Structure, rules and logic explain why it makes sense that the Germanic concept of forecasting accepts the age-old presumption that what occurred in the past is the best indicator of the future. This method assumes that the reasons for demand of a widget can't be known, and therefore a mechanical method, primarily a statistical forecast, is used to duplicate the past in order to provide visibility to the future. These statistical models are well-defined, precise, verified, and often, if only coincidentally, accurate. They are the foundation of an engineering-based solution for attempting to reveal the future. A classically Germanic approach.
Predicting is Latin
My Latin side of the family comes from Argentina, the land of the Tango, all day drinking (yerba maté tea, of course) and big, loud expressive families. These experiences centered on the person and understanding how to engage, motivate and manage them. The belief that there is so much to know about every person, and that you learn more with every interaction.
Predictive Analytics takes a similar, more humanistic approach. Instead of relying on past historical activities, predictive analytics analyzes the influencers, interactions and activities of the actors in demand...the shopper/buyer. Revealing the future by getting into the head of the actors in commerce, rather than by analyzing the history of the object of commerce- the item. And, with the abundance of real-time consumer data available today, future demand for your organization’s products and services can be more precisely determined rather than relying solely on past activities.

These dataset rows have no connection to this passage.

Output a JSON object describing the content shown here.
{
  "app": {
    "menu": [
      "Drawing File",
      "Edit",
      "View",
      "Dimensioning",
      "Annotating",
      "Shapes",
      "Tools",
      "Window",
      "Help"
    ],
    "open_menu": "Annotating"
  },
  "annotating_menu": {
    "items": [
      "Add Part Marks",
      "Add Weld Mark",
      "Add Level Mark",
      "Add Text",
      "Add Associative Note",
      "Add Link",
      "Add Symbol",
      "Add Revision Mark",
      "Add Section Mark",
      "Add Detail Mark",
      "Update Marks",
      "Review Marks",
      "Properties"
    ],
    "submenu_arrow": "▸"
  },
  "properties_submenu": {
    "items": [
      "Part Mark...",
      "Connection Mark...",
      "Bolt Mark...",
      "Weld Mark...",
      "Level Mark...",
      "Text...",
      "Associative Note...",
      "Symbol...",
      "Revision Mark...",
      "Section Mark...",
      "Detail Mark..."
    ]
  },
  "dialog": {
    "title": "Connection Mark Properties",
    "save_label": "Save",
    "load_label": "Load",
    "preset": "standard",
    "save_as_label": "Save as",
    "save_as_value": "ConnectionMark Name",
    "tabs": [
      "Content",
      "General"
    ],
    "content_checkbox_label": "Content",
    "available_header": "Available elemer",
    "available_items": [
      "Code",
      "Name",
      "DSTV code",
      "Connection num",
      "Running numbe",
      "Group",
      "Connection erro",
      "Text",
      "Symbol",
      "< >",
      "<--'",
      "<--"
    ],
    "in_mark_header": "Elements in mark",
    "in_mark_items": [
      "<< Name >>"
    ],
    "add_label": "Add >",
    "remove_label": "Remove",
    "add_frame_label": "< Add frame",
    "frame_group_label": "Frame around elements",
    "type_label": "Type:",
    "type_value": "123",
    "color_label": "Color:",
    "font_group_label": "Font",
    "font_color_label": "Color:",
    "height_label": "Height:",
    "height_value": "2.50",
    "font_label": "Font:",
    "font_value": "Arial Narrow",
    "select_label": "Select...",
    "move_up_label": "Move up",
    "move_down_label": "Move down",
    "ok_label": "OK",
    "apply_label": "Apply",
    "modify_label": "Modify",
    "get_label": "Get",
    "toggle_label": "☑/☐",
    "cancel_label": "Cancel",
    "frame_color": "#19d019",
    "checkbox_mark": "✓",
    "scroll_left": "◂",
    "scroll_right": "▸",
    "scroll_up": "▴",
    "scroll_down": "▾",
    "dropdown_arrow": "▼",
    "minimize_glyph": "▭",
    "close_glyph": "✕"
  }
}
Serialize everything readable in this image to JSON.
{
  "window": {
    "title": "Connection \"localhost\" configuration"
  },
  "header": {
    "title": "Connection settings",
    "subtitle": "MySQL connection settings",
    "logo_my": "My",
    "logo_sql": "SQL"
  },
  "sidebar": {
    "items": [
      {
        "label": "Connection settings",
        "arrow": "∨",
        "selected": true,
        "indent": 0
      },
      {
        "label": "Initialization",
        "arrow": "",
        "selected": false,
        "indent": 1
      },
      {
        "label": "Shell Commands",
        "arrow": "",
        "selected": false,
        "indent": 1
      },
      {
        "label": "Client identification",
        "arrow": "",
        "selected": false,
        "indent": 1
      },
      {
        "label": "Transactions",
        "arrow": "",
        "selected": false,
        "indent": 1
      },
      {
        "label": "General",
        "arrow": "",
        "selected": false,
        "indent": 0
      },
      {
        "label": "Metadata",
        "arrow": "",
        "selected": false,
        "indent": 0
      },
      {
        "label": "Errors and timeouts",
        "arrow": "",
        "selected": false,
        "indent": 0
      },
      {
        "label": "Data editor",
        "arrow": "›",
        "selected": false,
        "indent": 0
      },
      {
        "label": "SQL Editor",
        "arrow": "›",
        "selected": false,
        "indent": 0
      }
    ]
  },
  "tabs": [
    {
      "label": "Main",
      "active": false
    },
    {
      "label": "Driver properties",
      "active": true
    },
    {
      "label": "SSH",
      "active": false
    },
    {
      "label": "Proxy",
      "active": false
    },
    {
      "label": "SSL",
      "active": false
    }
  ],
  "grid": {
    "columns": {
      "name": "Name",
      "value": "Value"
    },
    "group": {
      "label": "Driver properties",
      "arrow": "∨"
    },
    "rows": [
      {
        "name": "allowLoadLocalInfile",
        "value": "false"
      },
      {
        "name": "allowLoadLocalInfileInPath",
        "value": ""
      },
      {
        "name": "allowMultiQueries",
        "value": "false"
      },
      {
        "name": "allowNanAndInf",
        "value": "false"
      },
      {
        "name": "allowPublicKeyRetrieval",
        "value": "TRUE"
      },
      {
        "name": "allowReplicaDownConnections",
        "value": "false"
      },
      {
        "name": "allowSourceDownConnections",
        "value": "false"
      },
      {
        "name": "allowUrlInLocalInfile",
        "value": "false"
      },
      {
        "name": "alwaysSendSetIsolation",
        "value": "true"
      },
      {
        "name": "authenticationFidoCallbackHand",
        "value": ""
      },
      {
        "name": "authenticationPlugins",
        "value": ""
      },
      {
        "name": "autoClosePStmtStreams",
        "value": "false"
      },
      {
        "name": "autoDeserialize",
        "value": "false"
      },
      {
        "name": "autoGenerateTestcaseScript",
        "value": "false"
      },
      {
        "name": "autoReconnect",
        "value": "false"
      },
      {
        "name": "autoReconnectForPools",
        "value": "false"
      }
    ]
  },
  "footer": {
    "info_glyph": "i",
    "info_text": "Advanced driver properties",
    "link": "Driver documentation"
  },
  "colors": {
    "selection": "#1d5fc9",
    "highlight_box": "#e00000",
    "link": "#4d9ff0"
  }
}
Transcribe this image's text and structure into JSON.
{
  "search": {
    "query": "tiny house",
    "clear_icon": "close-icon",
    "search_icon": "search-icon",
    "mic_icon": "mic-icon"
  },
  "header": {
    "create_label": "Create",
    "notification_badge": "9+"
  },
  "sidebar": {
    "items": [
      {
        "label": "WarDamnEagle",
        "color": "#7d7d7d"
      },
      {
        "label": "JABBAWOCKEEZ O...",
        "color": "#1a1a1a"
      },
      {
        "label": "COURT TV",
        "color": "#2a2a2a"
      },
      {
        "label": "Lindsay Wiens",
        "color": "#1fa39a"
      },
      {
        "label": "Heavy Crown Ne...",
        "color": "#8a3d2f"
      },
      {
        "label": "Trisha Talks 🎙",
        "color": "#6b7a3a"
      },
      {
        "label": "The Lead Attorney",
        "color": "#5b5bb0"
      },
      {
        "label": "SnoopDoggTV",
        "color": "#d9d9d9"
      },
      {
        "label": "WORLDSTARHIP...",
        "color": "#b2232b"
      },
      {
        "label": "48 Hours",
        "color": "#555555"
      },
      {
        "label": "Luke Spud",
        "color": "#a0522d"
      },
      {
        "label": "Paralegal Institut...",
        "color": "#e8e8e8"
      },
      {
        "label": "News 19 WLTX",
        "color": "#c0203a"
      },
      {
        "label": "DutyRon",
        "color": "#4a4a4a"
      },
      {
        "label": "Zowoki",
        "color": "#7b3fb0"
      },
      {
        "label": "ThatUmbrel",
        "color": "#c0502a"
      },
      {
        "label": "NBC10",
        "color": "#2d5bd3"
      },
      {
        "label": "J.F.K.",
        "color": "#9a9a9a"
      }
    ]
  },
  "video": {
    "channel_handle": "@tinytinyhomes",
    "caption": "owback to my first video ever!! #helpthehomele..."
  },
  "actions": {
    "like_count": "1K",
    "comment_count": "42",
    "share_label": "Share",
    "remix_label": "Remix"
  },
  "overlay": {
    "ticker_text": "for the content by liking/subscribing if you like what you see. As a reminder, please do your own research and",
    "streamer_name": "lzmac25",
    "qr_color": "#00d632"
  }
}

Predict the Actor, not the Widget
Like the words themselves, sometimes the difference between forecasting and predictive analytics approaches is revealed in the words used to discuss demand. For instance:
"What did this ITEM do last year?" exemplifies the notion that forecasting looks at item data, simulates the past, and attempts to apply it to the future. Truly, you don't need data to know what an item did. It didn't DO anything. An item is an inanimate widget, and the only thing it can DO, is wait.
"What does the SHOPPER do when X happens?" It is precisely the shopper/buyer's action that is revealed in predictive analytics. The shopper is the only player in this drama that can DO. The shopper is who the widget is waiting on.
An awakening that future action is what is being revealed makes it clear that intimate knowledge of the interaction with the buyer is the best indicator of demand. The customer transaction, the path to it, or the influencers on it, are what predictive analytics uncovers. The uncovered information reveals what will influence, motivate or drive the next transaction and what will deliver that shopper to act on the waiting widget.
Think of forecasting as a machine, cranking out data on what the item “did.” A technique that is duplicating the past and projecting this data on the future, or as I say, “post-casting.”
Predictive analytics is a deep intimacy with the people engaged in commerce, understanding what they’ll do next, showing what that is and why.